South Africa's ANC hears closing arguments in Malema case
South Africa's ruling African National Congress heard closing arguments Sunday in its disciplinary hearing against the party's firebrand youth wing leader, Julius Malema.
ANC spokesman Jackson Mthembu confirmed that the final stage of the hearing had gone ahead Sunday after being postponed twice but said he could not give details.
The ANC has kept a tight lid on the politically sensitive hearings against Malema, a controversial 30-year-old who faces charges of "sowing divisions" in the ruling party and bringing it into disrepute.
Local media reports said closing arguments had still not ended by Sunday evening, even though the chair of the disciplinary committee, Derek Hanekom, had earlier estimated the process would last just a few hours.
"Final arguments get presented by both sides, that is by the representatives of the charged member, in this case Julius Malema, and from the side of what we call the chief national presenter, who presents the case on behalf of the ANC," Hanekom told AFP.
"We'll find as members either guilty or not guilty, and we'll have to decide what the appropriate penalty is."
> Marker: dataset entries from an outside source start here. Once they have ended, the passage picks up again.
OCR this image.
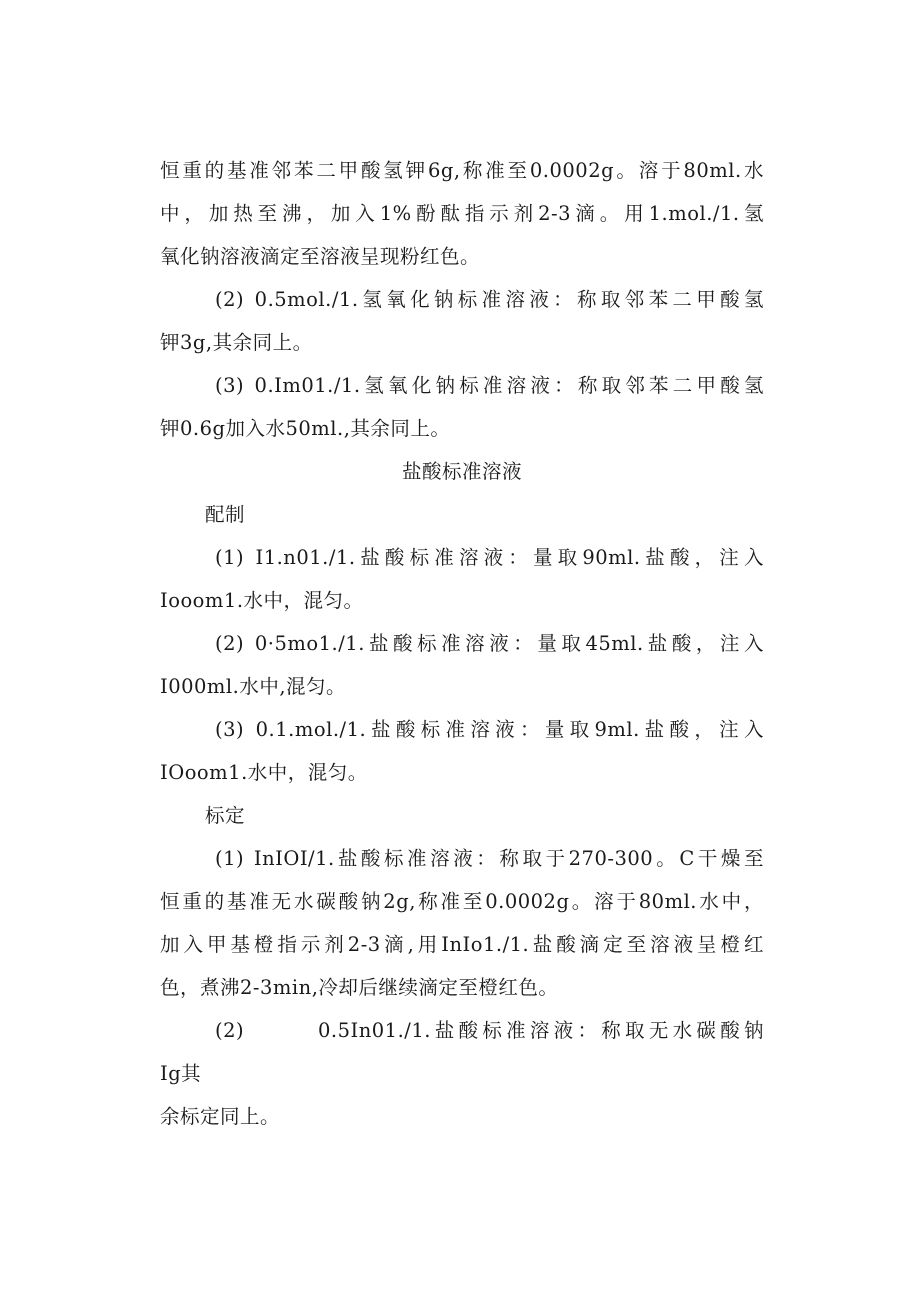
恒重的基准邻苯二甲酸氢钾6g,称准至0.0002g。溶于80ml.水
中，加热至沸，加入1%酚酞指示剂2-3滴。用1.mol./1.氢
氧化钠溶液滴定至溶液呈现粉红色。
(2) 0.5mol./1.氢氧化钠标准溶液：称取邻苯二甲酸氢
钾3g,其余同上。
(3) 0.Im01./1.氢氧化钠标准溶液：称取邻苯二甲酸氢
钾0.6g加入水50ml.,其余同上。
盐酸标准溶液
配制
(1) I1.n01./1.盐酸标准溶液：量取90ml.盐酸，注入
Iooom1.水中，混匀。
(2) 0·5mo1./1.盐酸标准溶液：量取45ml.盐酸，注入
I000ml.水中,混匀。
(3) 0.1.mol./1.盐酸标准溶液：量取9ml.盐酸，注入
IOoom1.水中，混匀。
标定
(1) InIOI/1.盐酸标准溶液：称取于270-300。C干燥至
恒重的基准无水碳酸钠2g,称准至0.0002g。溶于80ml.水中，
加入甲基橙指示剂2-3滴,用InIo1./1.盐酸滴定至溶液呈橙红
色，煮沸2-3min,冷却后继续滴定至橙红色。
(2)	0.5In01./1.盐酸标准溶液：称取无水碳酸钠
Ig其
余标定同上。
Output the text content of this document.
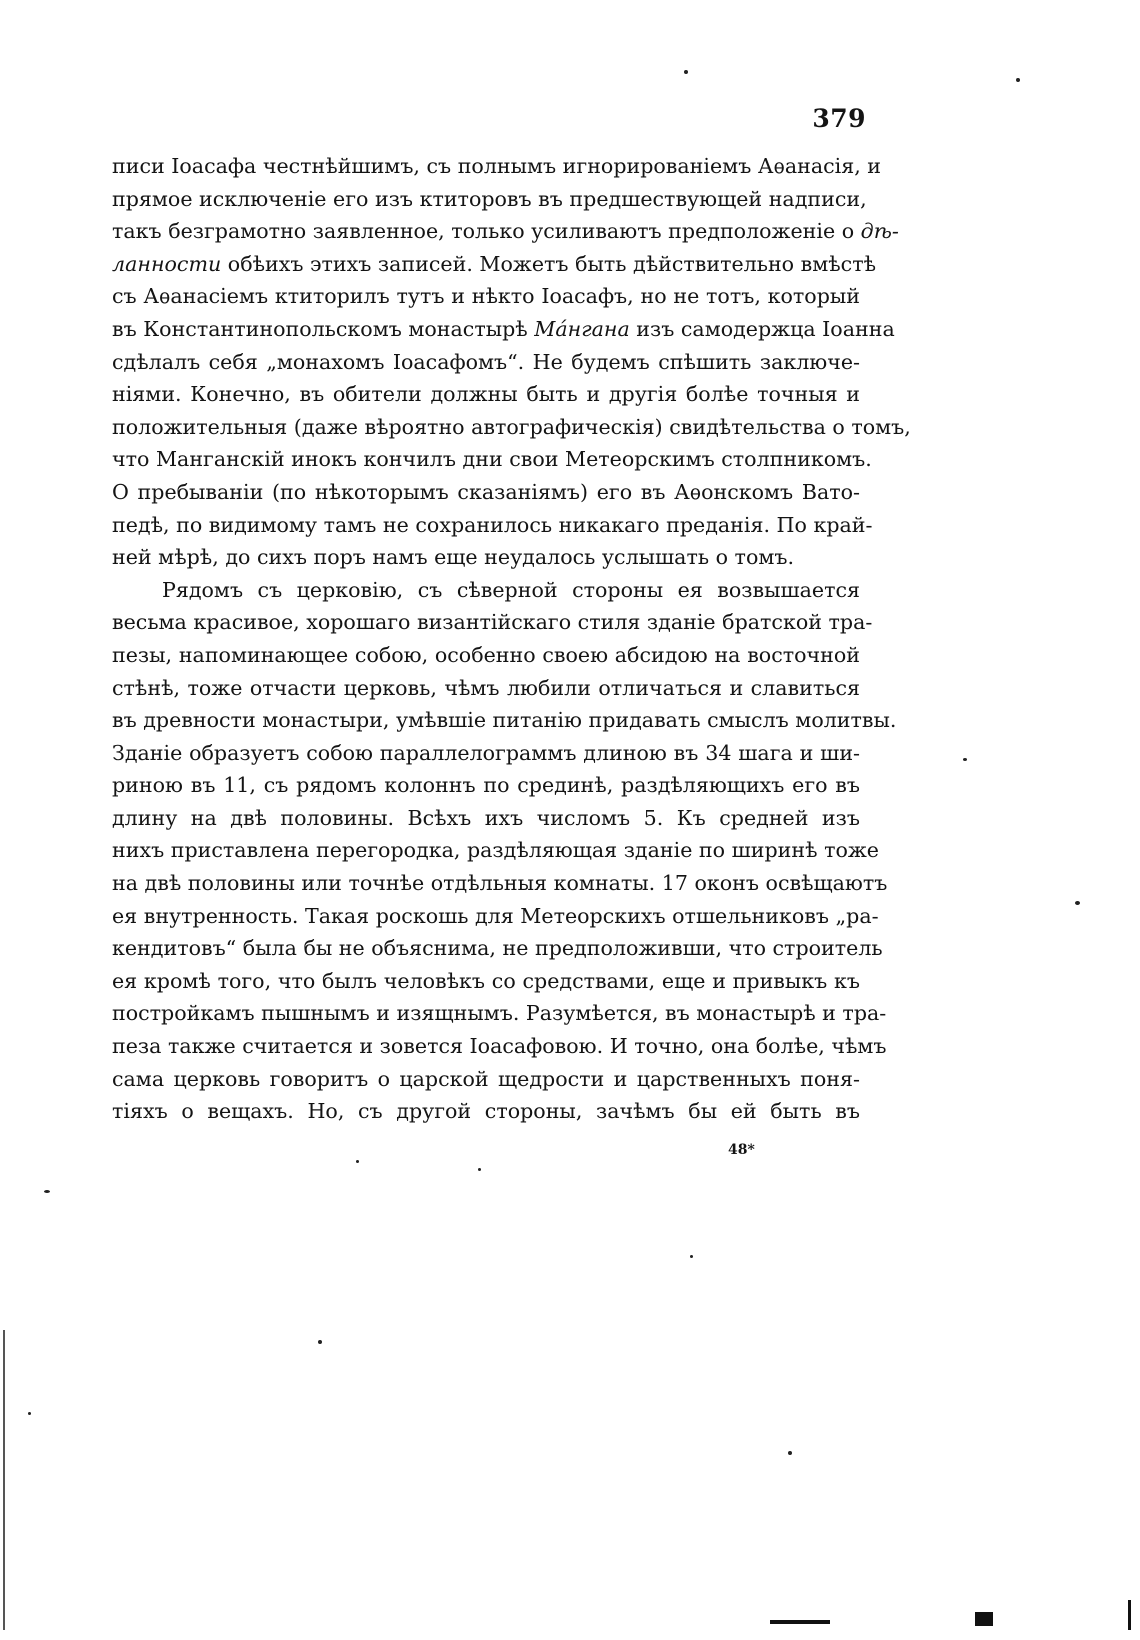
379
писи Іоасафа честнѣйшимъ, съ полнымъ игнорированіемъ Аѳанасія, и
прямое исключеніе его изъ ктиторовъ въ предшествующей надписи,
такъ безграмотно заявленное, только усиливаютъ предположеніе о дѣ-
ланности обѣихъ этихъ записей. Можетъ быть дѣйствительно вмѣстѣ
съ Аѳанасіемъ ктиторилъ тутъ и нѣкто Іоасафъ, но не тотъ, который
въ Константинопольскомъ монастырѣ Мáнгана изъ самодержца Іоанна
сдѣлалъ себя „монахомъ Іоасафомъ“. Не будемъ спѣшить заключе-
ніями. Конечно, въ обители должны быть и другія болѣе точныя и
положительныя (даже вѣроятно автографическія) свидѣтельства о томъ,
что Манганскій инокъ кончилъ дни свои Метеорскимъ столпникомъ.
О пребываніи (по нѣкоторымъ сказаніямъ) его въ Аѳонскомъ Вато-
педѣ, по видимому тамъ не сохранилось никакаго преданія. По край-
ней мѣрѣ, до сихъ поръ намъ еще неудалось услышать о томъ.
Рядомъ съ церковію, съ сѣверной стороны ея возвышается
весьма красивое, хорошаго византійскаго стиля зданіе братской тра-
пезы, напоминающее собою, особенно своею абсидою на восточной
стѣнѣ, тоже отчасти церковь, чѣмъ любили отличаться и славиться
въ древности монастыри, умѣвшіе питанію придавать смыслъ молитвы.
Зданіе образуетъ собою параллелограммъ длиною въ 34 шага и ши-
риною въ 11, съ рядомъ колоннъ по срединѣ, раздѣляющихъ его въ
длину на двѣ половины. Всѣхъ ихъ числомъ 5. Къ средней изъ
нихъ приставлена перегородка, раздѣляющая зданіе по ширинѣ тоже
на двѣ половины или точнѣе отдѣльныя комнаты. 17 оконъ освѣщаютъ
ея внутренность. Такая роскошь для Метеорскихъ отшельниковъ „ра-
кендитовъ“ была бы не объяснима, не предположивши, что строитель
ея кромѣ того, что былъ человѣкъ со средствами, еще и привыкъ къ
постройкамъ пышнымъ и изящнымъ. Разумѣется, въ монастырѣ и тра-
пеза также считается и зовется Іоасафовою. И точно, она болѣе, чѣмъ
сама церковь говоритъ о царской щедрости и царственныхъ поня-
тіяхъ о вещахъ. Но, съ другой стороны, зачѣмъ бы ей быть въ
48*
Malema, who was found guilty of criticising President Jacob Zuma in another ANC disciplinary hearing last year, faces possible expulsion from the party if found guilty again.
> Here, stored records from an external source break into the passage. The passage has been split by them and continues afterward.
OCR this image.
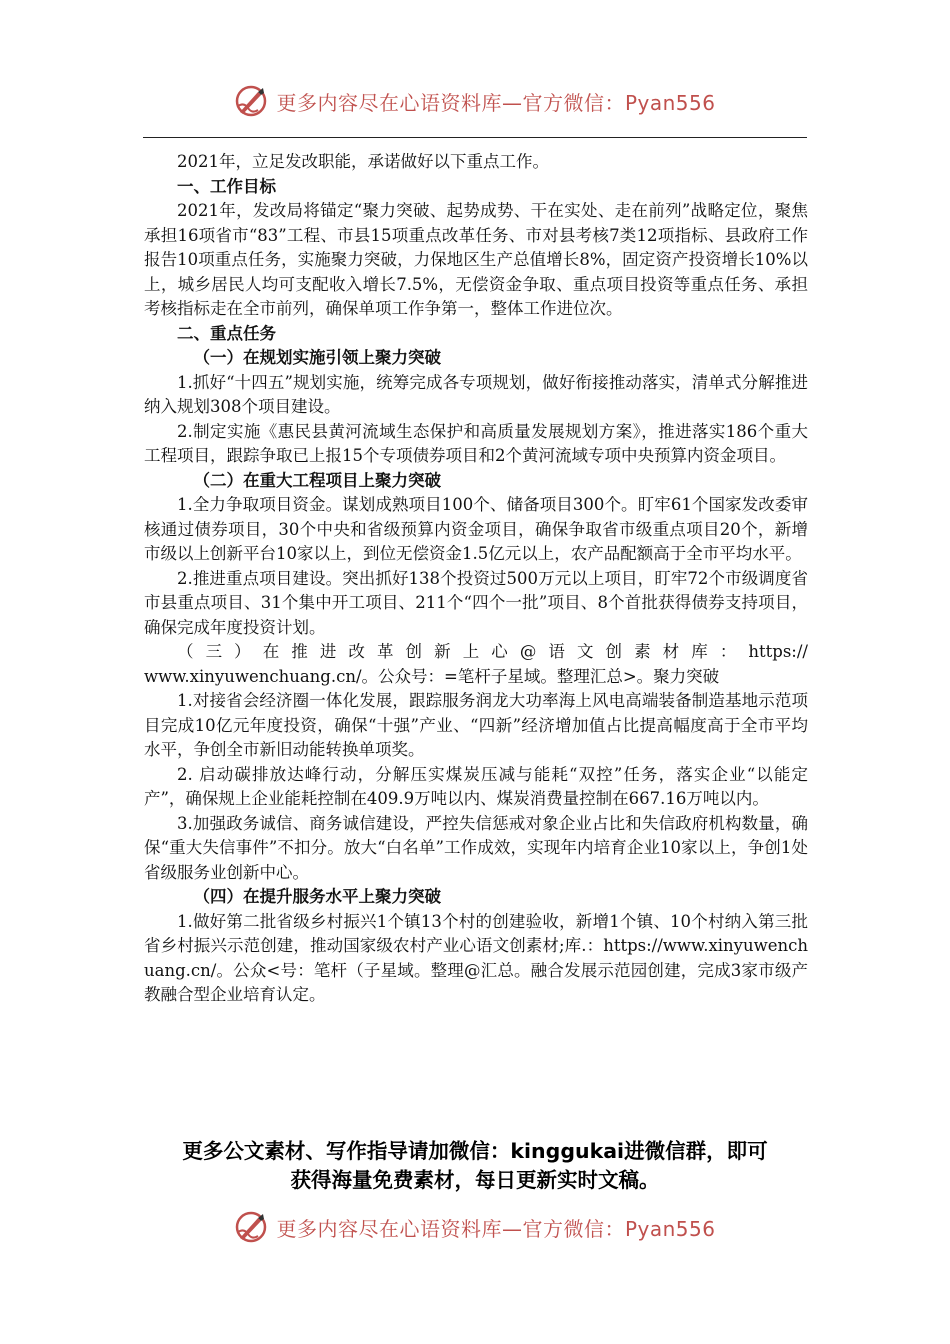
更多内容尽在心语资料库—官方微信：Pyan556

2021年，立足发改职能，承诺做好以下重点工作。

一、工作目标

2021年，发改局将锚定“聚力突破、起势成势、干在实处、走在前列”战略定位，聚焦承担16项省市“83”工程、市县15项重点改革任务、市对县考核7类12项指标、县政府工作报告10项重点任务，实施聚力突破，力保地区生产总值增长8%，固定资产投资增长10%以上，城乡居民人均可支配收入增长7.5%，无偿资金争取、重点项目投资等重点任务、承担考核指标走在全市前列，确保单项工作争第一，整体工作进位次。

二、重点任务

（一）在规划实施引领上聚力突破

1.抓好“十四五”规划实施，统筹完成各专项规划，做好衔接推动落实，清单式分解推进纳入规划308个项目建设。

2.制定实施《惠民县黄河流域生态保护和高质量发展规划方案》，推进落实186个重大工程项目，跟踪争取已上报15个专项债券项目和2个黄河流域专项中央预算内资金项目。

（二）在重大工程项目上聚力突破

1.全力争取项目资金。谋划成熟项目100个、储备项目300个。盯牢61个国家发改委审核通过债券项目，30个中央和省级预算内资金项目，确保争取省市级重点项目20个，新增市级以上创新平台10家以上，到位无偿资金1.5亿元以上，农产品配额高于全市平均水平。

2.推进重点项目建设。突出抓好138个投资过500万元以上项目，盯牢72个市级调度省市县重点项目、31个集中开工项目、211个“四个一批”项目、8个首批获得债券支持项目，确保完成年度投资计划。

（三）在推进改革创新上心@语文创素材库：https://

www.xinyuwenchuang.cn/。公众号：=笔杆子星域。整理汇总>。聚力突破

1.对接省会经济圈一体化发展，跟踪服务润龙大功率海上风电高端装备制造基地示范项目完成10亿元年度投资，确保“十强”产业、“四新”经济增加值占比提高幅度高于全市平均水平，争创全市新旧动能转换单项奖。

2. 启动碳排放达峰行动，分解压实煤炭压减与能耗“双控”任务，落实企业“以能定产”，确保规上企业能耗控制在409.9万吨以内、煤炭消费量控制在667.16万吨以内。

3.加强政务诚信、商务诚信建设，严控失信惩戒对象企业占比和失信政府机构数量，确保“重大失信事件”不扣分。放大“白名单”工作成效，实现年内培育企业10家以上，争创1处省级服务业创新中心。

（四）在提升服务水平上聚力突破

1.做好第二批省级乡村振兴1个镇13个村的创建验收，新增1个镇、10个村纳入第三批省乡村振兴示范创建，推动国家级农村产业心语文创素材;库.：https://www.xinyuwenchuang.cn/。公众<号：笔杆（子星域。整理@汇总。融合发展示范园创建，完成3家市级产教融合型企业培育认定。

更多公文素材、写作指导请加微信：kinggukai进微信群，即可
获得海量免费素材，每日更新实时文稿。
更多内容尽在心语资料库—官方微信：Pyan556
Five other top ANC youth league officials are also charged in the hearings, widely seen as a tug-of-war for influence over the ANC ahead of party elections next year.
The first day of the hearings in August saw hundreds of Malema supporters clash with police outside the ANC's headquarters in downtown Johannesburg, burning pictures of Zuma and hurling rocks at police and journalists.
Malema has become one of South Africa's most controversial figures since being elected president of the youth league in 2008.
With his calls to seize white-owned land and nationalise the country's mines, he is a galvanising figure for millions of black youths.
But his radical rhetoric has made him a thorn in the side of senior ANC figures, including Zuma.